The present paper presents an approach based on spatial downscaling—temporal disaggregation method (DDM)—to develop future IDFs using stochastic weather generator, Long Ashton Research Station Weather Generator (LARS-WG) and the rainfall disaggregation tool, Hyetos. The work was carried out for the case of Bangkok, Thailand. The results obtained show that the DDM approach is capable of producing promising results that can be applied to other catchments. Downscaling with LARS-WG gave reasonable results in estimating extreme climate variable (i.e., rainfall series). The downscaled-disaggregated IDFs showed underestimation in intensities, especially for short durations; hence, it was found necessary to correct the bias in IDFs generation.
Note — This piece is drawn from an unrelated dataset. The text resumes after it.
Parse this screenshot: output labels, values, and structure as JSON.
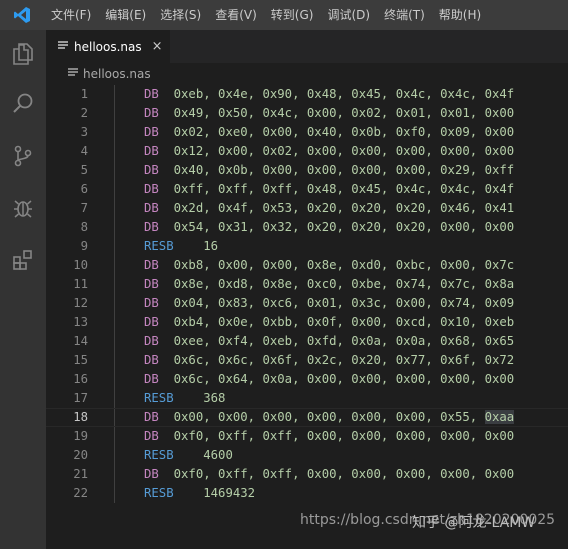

The results obtained show that IDFs for shorter durations, which exhibit non-linear properties compared to general IDF in higher durations (e.g., 12 h to 24 h) which exhibit linear properties, are corrected using higher order equation. With the availability of only 3 h interval observed rainfall data for the study, the correction factor for 1 h is extrapolated with the same equation. Nine GCMs were analysed which incorporate future projections in SRA1B and SRA2, and all of them projected higher intensities for durations from 3 h to 24 h. The few discrepancies at 1 h rainfall are due to limitations of spatial downscaling and temporal disaggregation method in preserving maxima. The overall findings indicate an increase in future rainfall for Bangkok region. Most of the rainfall stations globally lack long-term higher temporal resolution rainfall data for long periods while most GCMs outputs are in daily time scale. In places where such data availability is an issue, the DDM approach can provide quantified evidence of climate change implication on rainfall intensities. The short term sub-daily scale rainfall at the particular rainfall station or nearby stations is needed for generation of BLRP parameters using Hyetos. However, BLRP parameters will vary in relation to the location and nature of rainfall data. Our future research in this direction will focus on improving temporal disaggregation methods and achieving more robust outputs of future climate downscaling models in higher resolutions. We also intend to incorporate the subsequent IPCC emissions scenarios in our future research work.